На рассвете, с высоты перевала, он увидел в утреннем тумане Пистойю в нежно-золотистых тонах. Он принял ее за Флоренцию. Над ней курились испаренья, а дальше лежала голубоватая равнина, вся светлая, полная садов, белых вилл по склонам гор. Точно покрывало Киприды вуалировало этот край.
В Пистойе проснулась Лизавета. Итальянское солнце упало на нее сбоку, и ее нежная кожа, золотистые волосы зажглись от родного прикосновения.
– А? Приехали? – забормотала она, не очнувшись еще от сна.
В углу завозились солдаты, и до Пети донеслись слова: «bella, bionda»[48], что сопровождало Лизавету всюду по Италии.
Лишь только они слезли во Флоренции, увидели S. Maria Novella[49] с острой колоколенкой, увидели флорентийцев, флорентийские дома с зелеными ставнями, услышали крики ослов и звон флорентийских кампанилл, – оба сразу поняли, что это их город.
Они приехали, наконец, куда надо.
И не было ничего удивительного, что сразу нашли альберго какой следует, что хозяева оказались милейшими людьми, и через полчаса Лизавета, повизгивая от радости, разоблачалась и мылась в комнате, потолок которой был расписан и половину всего места занимали кровати с грубоватыми простынями. Над изголовьями висела Мадонна.
Кто не знает радости майского утра во Флоренции, когда, отдохнув два часа, человек выходит на залитую солнцем уличку и у него над ухом хлопает бичом погонщик мулов, везущих на огромной двухколеске камень, когда кругом выкликают газеты, хохочут, торгуются на базаре; когда он сразу окунется в кипучую, веселую и бессмертную жизнь юга, простых людей, простых чувств, и его ждут сокровища искусств и природы, – кто этого не знает, тот не испытал прекраснейших минут жизни.

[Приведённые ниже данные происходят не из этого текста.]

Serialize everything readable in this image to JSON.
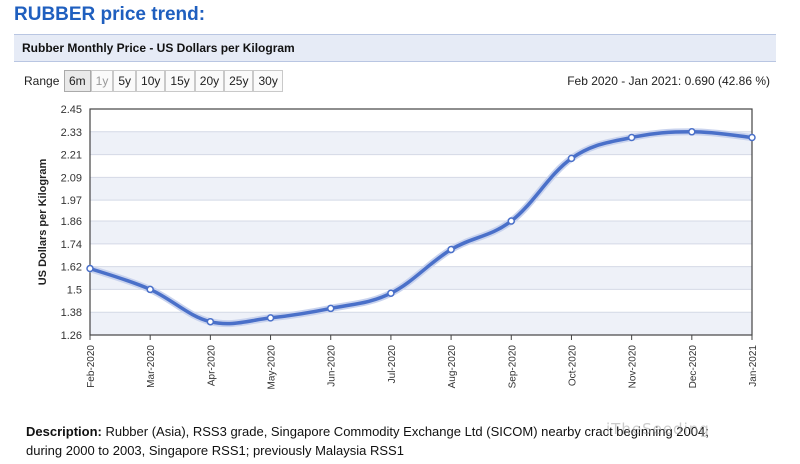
{
  "heading": "RUBBER price trend:",
  "panel_title": "Rubber Monthly Price - US Dollars per Kilogram",
  "range": {
    "label": "Range",
    "buttons": [
      "6m",
      "1y",
      "5y",
      "10y",
      "15y",
      "20y",
      "25y",
      "30y"
    ],
    "selected": "6m"
  },
  "summary": "Feb 2020 - Jan 2021: 0.690 (42.86 %)",
  "description": {
    "label": "Description:",
    "line1": " Rubber (Asia), RSS3 grade, Singapore Commodity Exchange Ltd (SICOM) nearby c",
    "line1_tail": "ract beginning 2004;",
    "line2": "during 2000 to 2003, Singapore RSS1; previously Malaysia RSS1"
  },
  "watermark": "iTheSeeding",
  "colors": {
    "line": "#4a70c9",
    "heading": "#1f5fbf",
    "band": "#eef1f8"
  },
  "chart_data": {
    "type": "line",
    "ylabel": "US Dollars per Kilogram",
    "xlabel": "",
    "ylim": [
      1.26,
      2.45
    ],
    "yticks": [
      "2.45",
      "2.33",
      "2.21",
      "2.09",
      "1.97",
      "1.86",
      "1.74",
      "1.62",
      "1.5",
      "1.38",
      "1.26"
    ],
    "categories": [
      "Feb-2020",
      "Mar-2020",
      "Apr-2020",
      "May-2020",
      "Jun-2020",
      "Jul-2020",
      "Aug-2020",
      "Sep-2020",
      "Oct-2020",
      "Nov-2020",
      "Dec-2020",
      "Jan-2021"
    ],
    "values": [
      1.61,
      1.5,
      1.33,
      1.35,
      1.4,
      1.48,
      1.71,
      1.86,
      2.19,
      2.3,
      2.33,
      2.3
    ],
    "grid": true
  }
}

Несомненно, в этот день Петя с Лизаветой были немного полоумны. Их можно было бы называть разными насмешливыми именами – как детям, им нравилось все. Они могли беспричинно смеяться, но в горле стояли слезы.
Когда Петя попал в S. Maria Novella и сидел во внутреннем монастырском дворике, под солнцем, среди роз, и рассматривал Испанскую капеллу, Орканью, Гирландайо, ему казалось, что все это – какой-то райский сон.
В монастыре св. Марка, насмотревшись Беато Анджелико, они сели во дворе, под огромным деревом, и блаженно-бессмысленными глазами смотрели на седых англичанок, бродивших по галерее в белых платьях.
Потом завтракали в ресторанчике Маренго. Веселый человек Джиованни, с черносливными глазами, прислуживал им, тараторил, подавал бифштекс, наливал кианти из качающейся оплетенной фиаски и подарил Лизавете цветы.
В окно вскочил с улицы огромный пес. Пришли завтракать офицеры в голубых плащах, толстяк, быстро хмелевший и болтавший со всеми, – Пете и Лизавете казалось, что и офицеры эти свои, и собака своя, и толстяк, которого они окрестили доктором.
Становилось жарко.
После завтрака они валялись в альберго на постелях, пожирая виноград. У Пети шумело в голове, ему казалось, что он только сегодня появился на свет Божий: ни России, ни прежней жизни, ни мыслей, ни ужасов этой зимы – ничего нет. Все смыто.
Перед вечером они гуляли в саду Кашинэ, по берегу Арно. Они чувствовали себя покойней, светлая тишина как будто сошла на них. Слева плескала река в камышах; на той стороне тянулись тополя и уходили вдаль, к горам, по контурам которых щетинками торчали пинии, страна садов и вилл. Флоренция была сзади. Виднелась башня Palazzo Vecchio[50], да мосты на ту сторону. Над ними, за рекой, подымались холмы S. Miniato. Среди зелени там горели в солнце стекла.